A comparison of the learned radiogenomic associations extracted from our neural networks and the modules previously identified in the same dataset. Each module consisted of a set of Reactome pathways and a set of image features. Shown are the modules that included the radiomic features used in this study. If any module’s set of pathways was ranked among the top 100 in gene masking, the top three pathways were listed.
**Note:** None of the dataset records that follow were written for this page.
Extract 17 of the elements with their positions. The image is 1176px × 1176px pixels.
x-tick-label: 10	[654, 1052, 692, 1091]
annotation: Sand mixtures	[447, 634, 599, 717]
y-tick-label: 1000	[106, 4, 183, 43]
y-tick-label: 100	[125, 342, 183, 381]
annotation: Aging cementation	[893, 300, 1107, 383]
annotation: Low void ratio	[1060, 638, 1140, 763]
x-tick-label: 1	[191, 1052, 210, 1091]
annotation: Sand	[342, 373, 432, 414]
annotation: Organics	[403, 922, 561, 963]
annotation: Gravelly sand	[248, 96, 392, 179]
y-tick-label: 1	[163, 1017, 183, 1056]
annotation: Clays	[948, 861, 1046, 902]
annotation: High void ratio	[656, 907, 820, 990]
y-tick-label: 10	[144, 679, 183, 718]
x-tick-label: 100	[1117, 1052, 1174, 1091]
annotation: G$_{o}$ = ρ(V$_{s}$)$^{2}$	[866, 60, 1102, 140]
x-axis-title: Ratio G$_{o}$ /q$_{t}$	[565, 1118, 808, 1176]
| Radiomic trait | Reactome pathway | This study | Grossmann et al. | ||
|---|---|---|---|---|---|
| Test AUC | Rank | Module | # Pathways | ||
| GLCM_diffEntro | Cross presentation of soluble exogenous antigens endosomes | 0.58 | 197 | 2 | 5 |
| Phase II conjugation | 0.69 | 9 | 12 | 35 | |
| Regulation of mitotic cell cycle | 0.66 | 21 | — | — | |
| ABCA transporters in lipid homeostasis | 0.65 | 28 | — | — | |
| LoG_stats_std | Regulation of ornithine decarboxylase | 0.94 | 15 | 2 | 5 |
| Cross presentation of soluble exogenous antigens endosomes | 0.82 | 89 | — | — | |
| Antigen processing cross presentation | 0.80 | 106 | — | — | |
| Cholesterol biosynthesis | 0.75 | 150 | 6 | 7 | |
| Signaling by TGF beta receptor complex | 0.83 | 81 | 8 | 17 | |
| Elongation arrest and recovery | 0.82 | 92 | — | — | |
| mRNA splicing | 0.75 | 142 | — | — | |
| LoG_stats_entropy | Elongation arrest and recovery | 0.73 | 1 | 7 | 8 |
| Mitochondrial protein import | 0.63 | 74 | — | — | |
| RNA pol III chain elongation | 0.58 | 180 | — | — | |
| Elongation arrest and recovery | 0.73 | 1 | 13 | 26 | |
| RNA pol II pre transcription events | 0.69 | 7 | — | — | |
| Formation of RNA pol II elongation complex | 0.69 | 9 | — | — | |
| Stats_skewness | Antigen processing cross presentation | 0.62 | 139 | 2 | 5 |
All Reactome pathways were ranked by test AUC.